Dave Pollard's environmental philosophy, creative works, business papers and essays.
In search of a better way to live and make a living, and a better understanding of how the world really works.




 

  January 13, 2008


love model 2It's taken me a while to realize how important the opinions of other people in my communities are to me. I keep saying that my blog is just my way of thinking out loud, getting my own thoughts and ideas in order, archiving what I've learned and discovered.

But it's clear that, like everyone else, I crave attention and appreciation. Just like all the blog writers who face the long, uncertain and lonely process of building up an audience. Just like the Second Life (and First Life) denizens who long for partnership, for conquest, for "just one minute of real love".

As Patti explained in her recent post, it's amazing how fear and insecurity drives what we feel and do. And there is no greater fear than that of being alone, unloved, ostracized by those with whom we presume to share community. No wonder then that tyrants, manipulators, marketers, psychopaths and predators exploit our fears, tell us that if we don't do and feel and think what they want, if we don't become "everybody else", we won't get the attention and appreciation we crave -- we will be alone.

We express our love for others not by saying "I love you" but through giving attention and appreciation to those we love, by doing something for others. This is why love has been such an evolutionary success: It gets things done. This is wonderful when the recipient of our love wants and values and reciprocates it. When it's rejected it's devastating.
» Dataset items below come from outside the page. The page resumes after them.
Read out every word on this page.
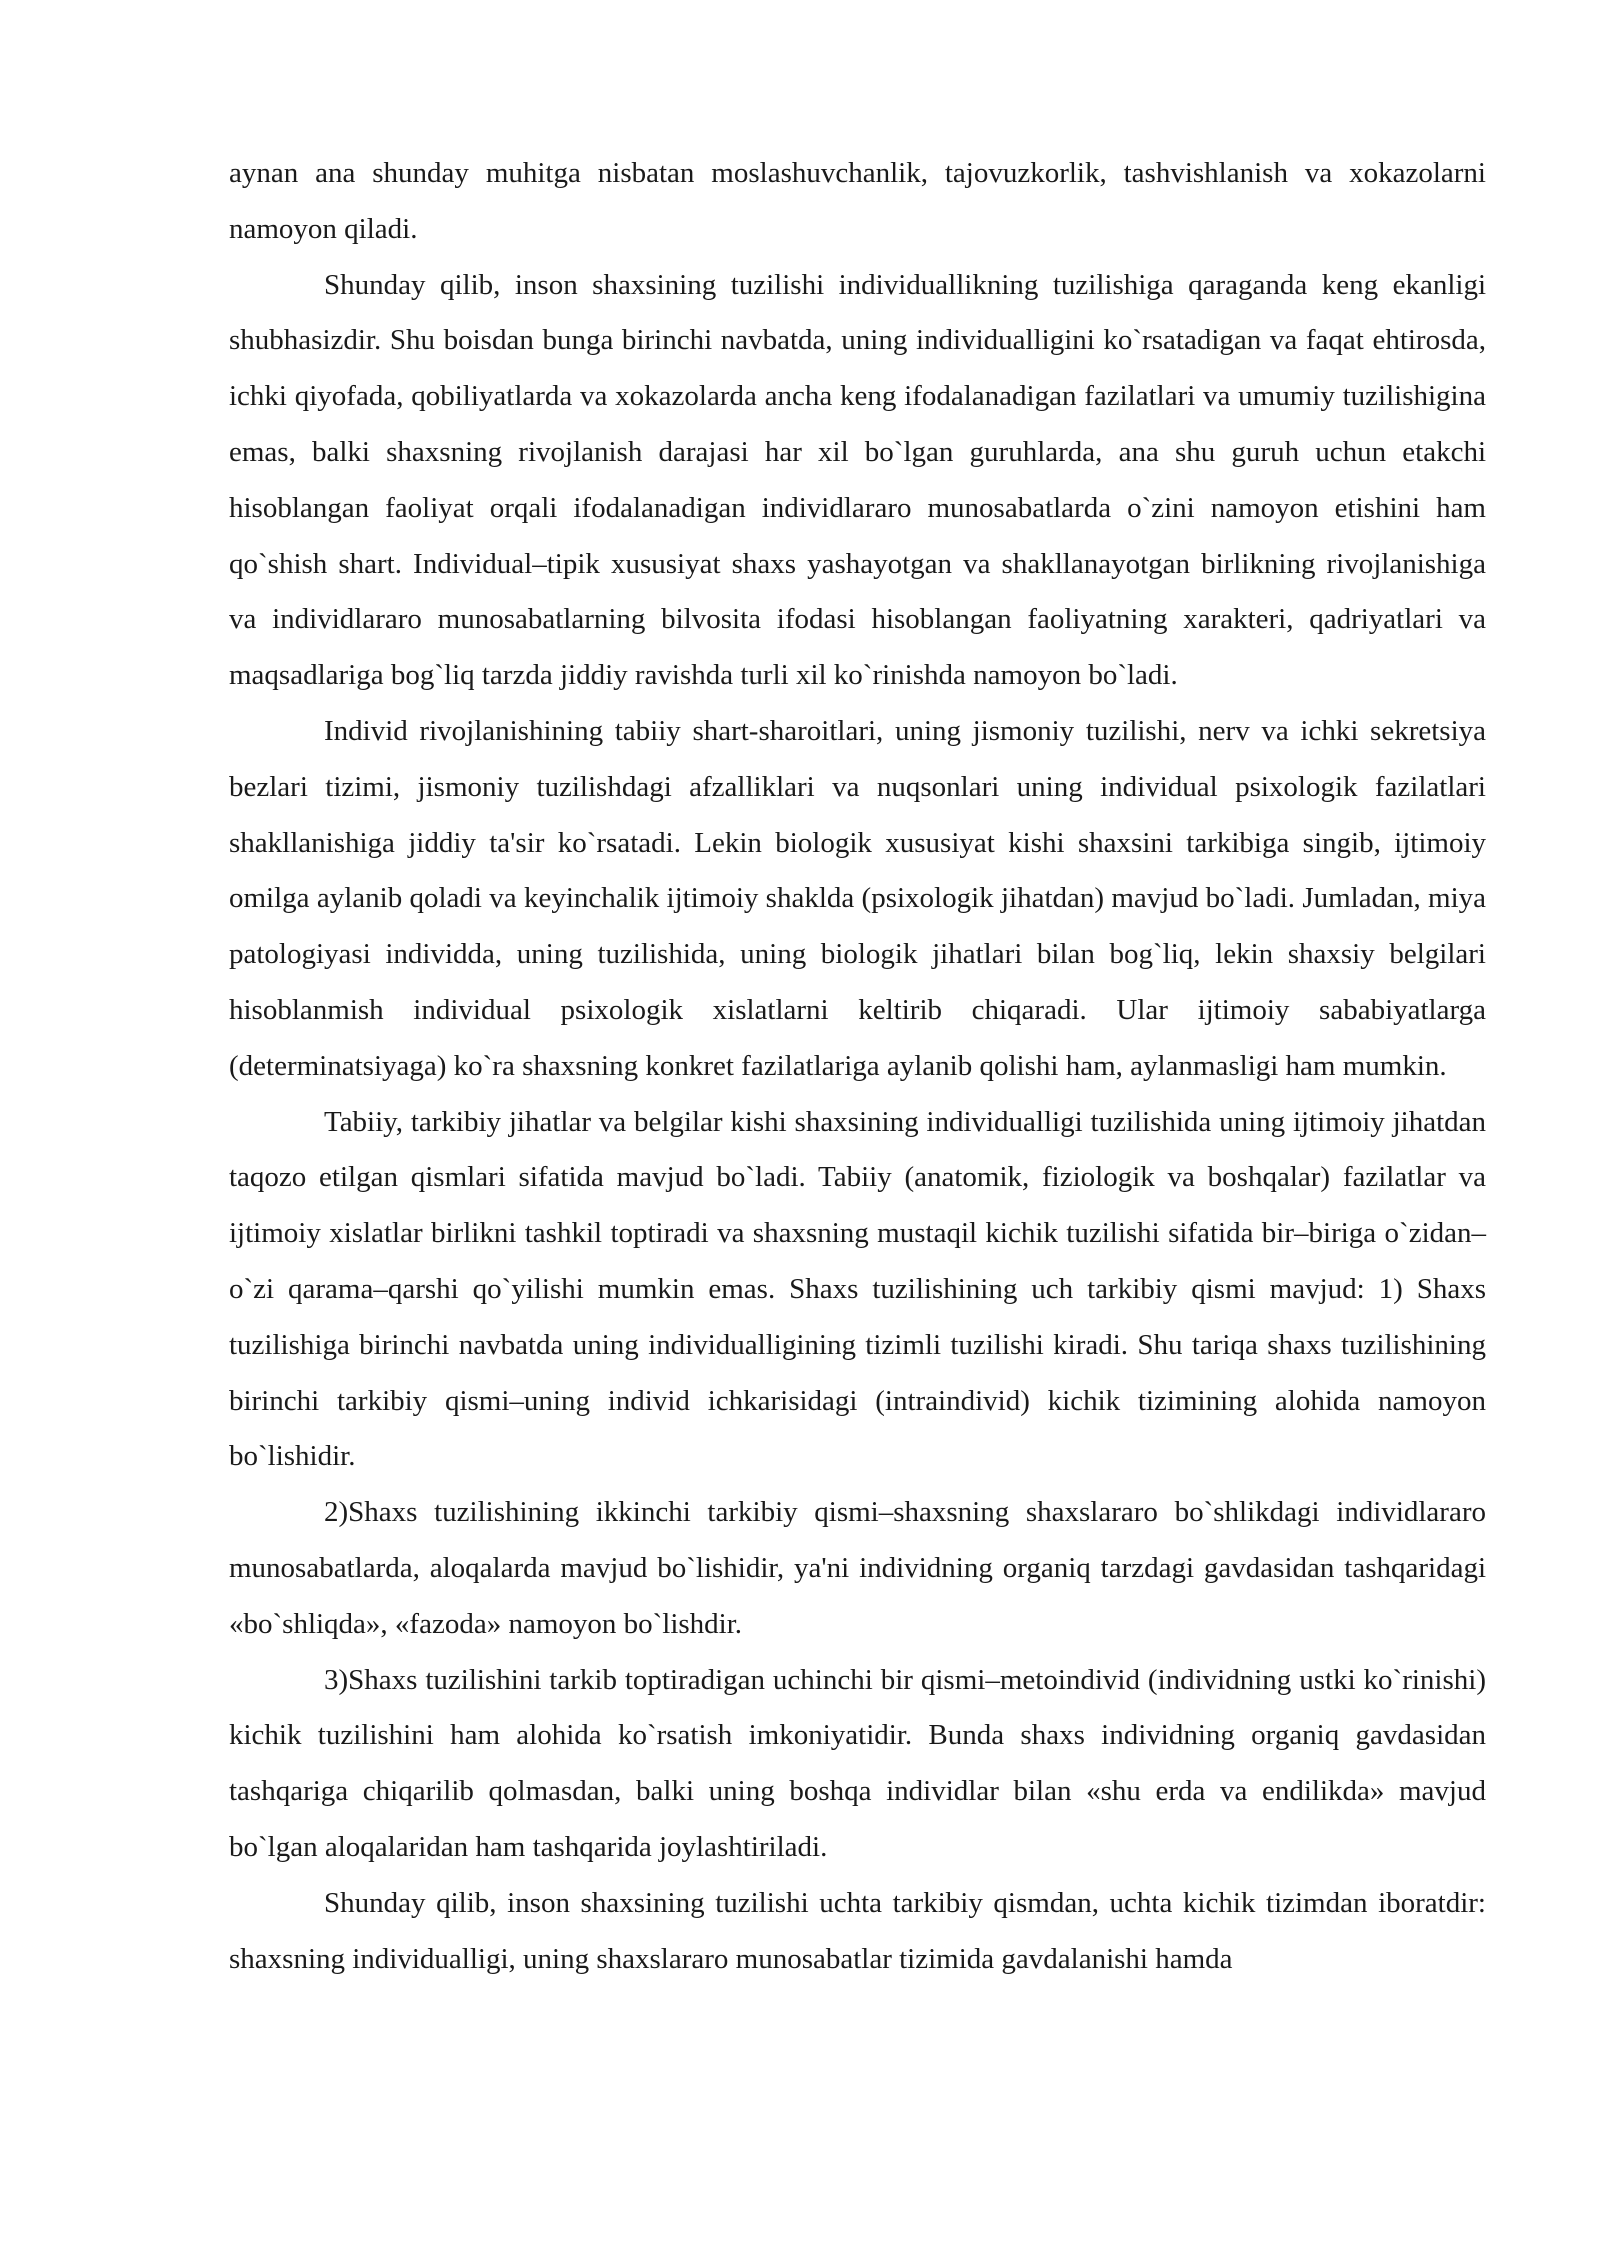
aynan ana shunday muhitga nisbatan moslashuvchanlik, tajovuzkorlik, tashvishlanish va xokazolarni namoyon qiladi.

Shunday qilib, inson shaxsining tuzilishi individuallikning tuzilishiga qaraganda keng ekanligi shubhasizdir. Shu boisdan bunga birinchi navbatda, uning individualligini ko`rsatadigan va faqat ehtirosda, ichki qiyofada, qobiliyatlarda va xokazolarda ancha keng ifodalanadigan fazilatlari va umumiy tuzilishigina emas, balki shaxsning rivojlanish darajasi har xil bo`lgan guruhlarda, ana shu guruh uchun etakchi hisoblangan faoliyat orqali ifodalanadigan individlararo munosabatlarda o`zini namoyon etishini ham qo`shish shart. Individual–tipik xususiyat shaxs yashayotgan va shakllanayotgan birlikning rivojlanishiga va individlararo munosabatlarning bilvosita ifodasi hisoblangan faoliyatning xarakteri, qadriyatlari va maqsadlariga bog`liq tarzda jiddiy ravishda turli xil ko`rinishda namoyon bo`ladi.

Individ rivojlanishining tabiiy shart-sharoitlari, uning jismoniy tuzilishi, nerv va ichki sekretsiya bezlari tizimi, jismoniy tuzilishdagi afzalliklari va nuqsonlari uning individual psixologik fazilatlari shakllanishiga jiddiy ta'sir ko`rsatadi. Lekin biologik xususiyat kishi shaxsini tarkibiga singib, ijtimoiy omilga aylanib qoladi va keyinchalik ijtimoiy shaklda (psixologik jihatdan) mavjud bo`ladi. Jumladan, miya patologiyasi individda, uning tuzilishida, uning biologik jihatlari bilan bog`liq, lekin shaxsiy belgilari hisoblanmish individual psixologik xislatlarni keltirib chiqaradi. Ular ijtimoiy sababiyatlarga (determinatsiyaga) ko`ra shaxsning konkret fazilatlariga aylanib qolishi ham, aylanmasligi ham mumkin.

Tabiiy, tarkibiy jihatlar va belgilar kishi shaxsining individualligi tuzilishida uning ijtimoiy jihatdan taqozo etilgan qismlari sifatida mavjud bo`ladi. Tabiiy (anatomik, fiziologik va boshqalar) fazilatlar va ijtimoiy xislatlar birlikni tashkil toptiradi va shaxsning mustaqil kichik tuzilishi sifatida bir–biriga o`zidan–o`zi qarama–qarshi qo`yilishi mumkin emas. Shaxs tuzilishining uch tarkibiy qismi mavjud: 1) Shaxs tuzilishiga birinchi navbatda uning individualligining tizimli tuzilishi kiradi. Shu tariqa shaxs tuzilishining birinchi tarkibiy qismi–uning individ ichkarisidagi (intraindivid) kichik tizimining alohida namoyon bo`lishidir.

2)Shaxs tuzilishining ikkinchi tarkibiy qismi–shaxsning shaxslararo bo`shlikdagi individlararo munosabatlarda, aloqalarda mavjud bo`lishidir, ya'ni individning organiq tarzdagi gavdasidan tashqaridagi «bo`shliqda», «fazoda» namoyon bo`lishdir.

3)Shaxs tuzilishini tarkib toptiradigan uchinchi bir qismi–metoindivid (individning ustki ko`rinishi) kichik tuzilishini ham alohida ko`rsatish imkoniyatidir. Bunda shaxs individning organiq gavdasidan tashqariga chiqarilib qolmasdan, balki uning boshqa individlar bilan «shu erda va endilikda» mavjud bo`lgan aloqalaridan ham tashqarida joylashtiriladi.

Shunday qilib, inson shaxsining tuzilishi uchta tarkibiy qismdan, uchta kichik tizimdan iboratdir: shaxsning individualligi, uning shaxslararo munosabatlar tizimida gavdalanishi hamda
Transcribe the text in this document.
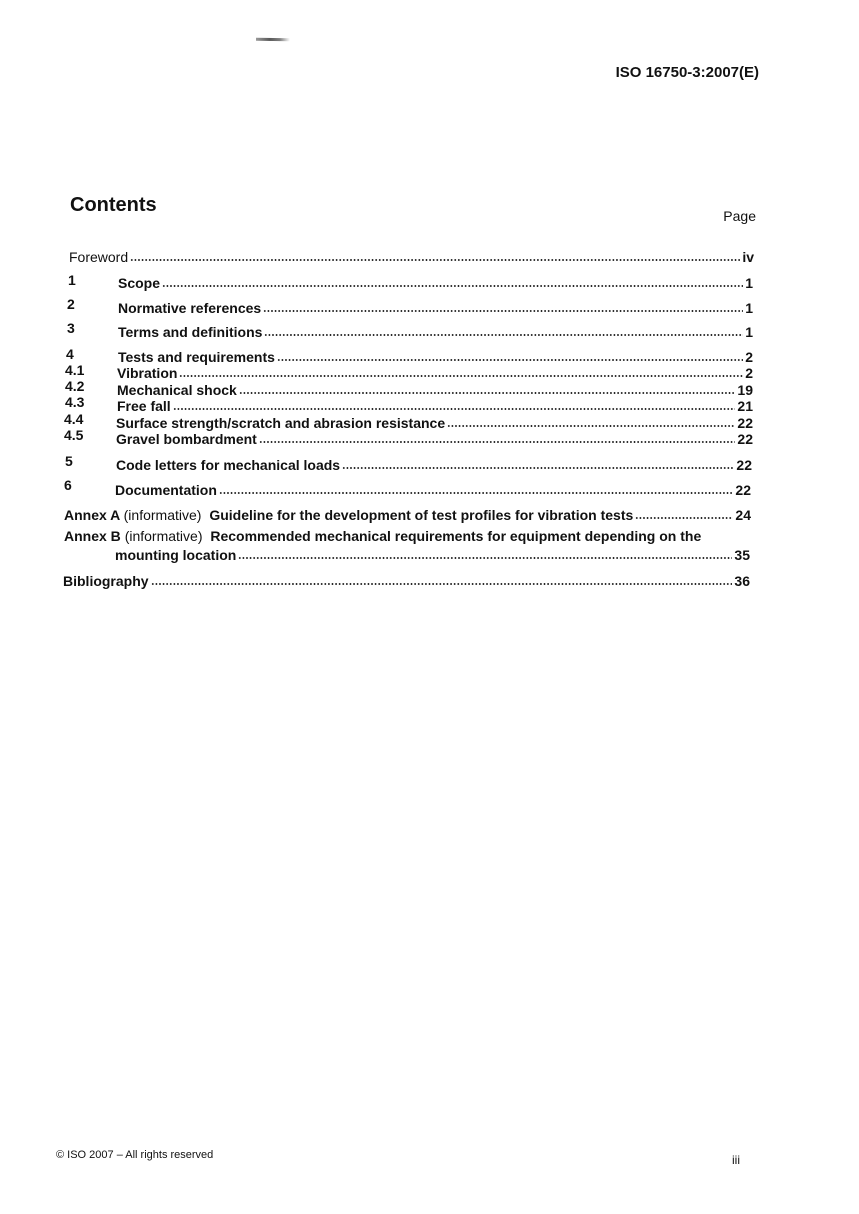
ISO 16750-3:2007(E)
Contents	Page
Foreword	iv
1	Scope	1
2	Normative references	1
3	Terms and definitions	1
4	Tests and requirements	2
4.1 Vibration	2
4.2 Mechanical shock	19
4.3 Free fall	21
4.4 Surface strength/scratch and abrasion resistance	22
4.5 Gravel bombardment	22
5	Code letters for mechanical loads	22
6	Documentation	22
Annex A (informative) Guideline for the development of test profiles for vibration tests	24
Annex B (informative) Recommended mechanical requirements for equipment depending on the
mounting location	35
Bibliography	36
© ISO 2007 – All rights reserved	iii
Just 'being' in love is impotent, hermetic, useless.

The challenge with online communities is that it's harder to know, every day, what you're doing for others. You have to rely on them to tell you, over and over, because they can't show you how much your attention and appreciation does for them, gives them. That's why I think so many consider online communities insufficient, and insist that the "song of a warm, warm body" is needed to convey and achieve real love, real conversation, real community. Second Life, and video/audio/IM conversations at least get halfway, because they're multimedia (more sensory clues, in the diagram at right) and real-time. But still...

Still, we live and die on the attention and appreciation we get when we give attention and appreciation to others. My heart soars when the smile I give to a stranger on the subway is returned. I feel delight when the flirtatious remark I give to another at a party, or in an IM discussion, or in a chance meeting in Second Life, is reciprocated.

I am more alive when I hear the whisper of one I love in my ear, telling me what she loves about me. When my comment provokes nods, "yes...and" responses, joyful laughter and warm smiles. When someone I love pushes me down and climbs on top of me for the pleasure she knows, and I know, I can give her. When a conversations suddenly becomes intimate as two of us spark with "aha" realizations, learning from each other, discovering things we already knew but suddenly become clear, thrilling, full of astonishing promise.

When I share an experience, a moment of appreciation of something important, valuable, beautiful with others -- a sunset, a quotation that bristles with meaning, a sudden caress, a turn of phrase, a compliment, the view from a mountaintop, the smell of rain, the taste of fresh-picked berries, the sound of a cathedral choir -- these are so much more powerful than when they are experienced alone. These are life-changing moments of connection, so rare and important. We can never get enough of them.

I can understand, from an evolutionary point of view, why such moments of mutual attention and appreciation, and shared attention and appreciation, are selected for, and essential to us, filling an insatiable empty space in us. What will forever fill me with awe is how such moments and our search for them can drive us to such incredible heights and lengths, of courage and self-sacrifice and infidelity and sheer madness. And, when they are missing, to equally incredible depths of despair.

Of course we are social creatures -- it is to our benefit to be so. But why, and how, can we live and die so much on what others think of us that everything else becomes grey, empty, meaningless? And how can we learn, for our own well-being and that of those we love, and that of those we will never meet but who will be touched in turn by those we love, to be better and more generous at giving and receiving attention and appreciation? If we could all learn to transform our world's terrible attention deficit and scarcity of appreciation into one of abundance, is there anything we could not then achieve?